The only problem is that it’s difficult to allocate space for such items in a newspaper I strive to maintain as all local all the time. But that’s why God made newspaper columns. In celebration of the best of times, here’s a sampling of some of the interesting and offbeat news releases I’ve received:

The latest results of the Delta Dental Tooth Fairy Index indicate children receive slightly less cash. Based on a poll of more than 1,000 parents with children ages 6 to 12, children received on average $4.13 from the tooth fairy, down 11 percent from a year ago. For those who think this is so much falderal, consider the Tooth Fairy Index has served as a reliable economic indicator in tracking with the movement of the Standard & Poor’s 500 index for 12 of the past 14 years.

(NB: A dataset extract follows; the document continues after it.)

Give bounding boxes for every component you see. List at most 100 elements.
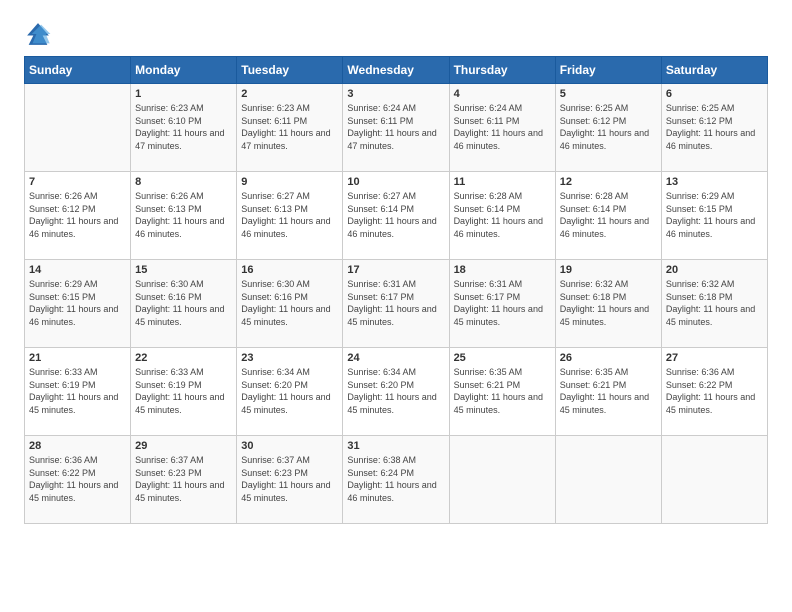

Here’s something for bosses and human resource managers to ponder — perhaps while they lie awake at night. According to a study of retail workers in the United Kingdom, one in 10 employees has fantasized about killing his or her supervisor. Fortunately, a remedy could be available. A separate study led by researchers at Wilfrid Laurier University in Canada found that employees given the opportunity to stick pins in a voodoo doll of their bosses reported lower levels of hostility. It turns out workers didn’t want to physically hurt their bosses so much as enjoy the experience their feelings were validated.

If they won’t do it for themselves, maybe Colorado employees would consider taking more time off to improve the economy. According to a report from AAA, 52 percent of Colorado employees have unused vacation days — accounting, in fact, for a total of 12.2 million vacation days at the end of the year. That unused time has significant economic potential: If Coloradans were to take every vacation day allotted to them, it would generate an overall economic effect of $3.1 billion.

Perhaps some of those employees would lend their unused vacation days to me. Now that’s what I’d call the best of times.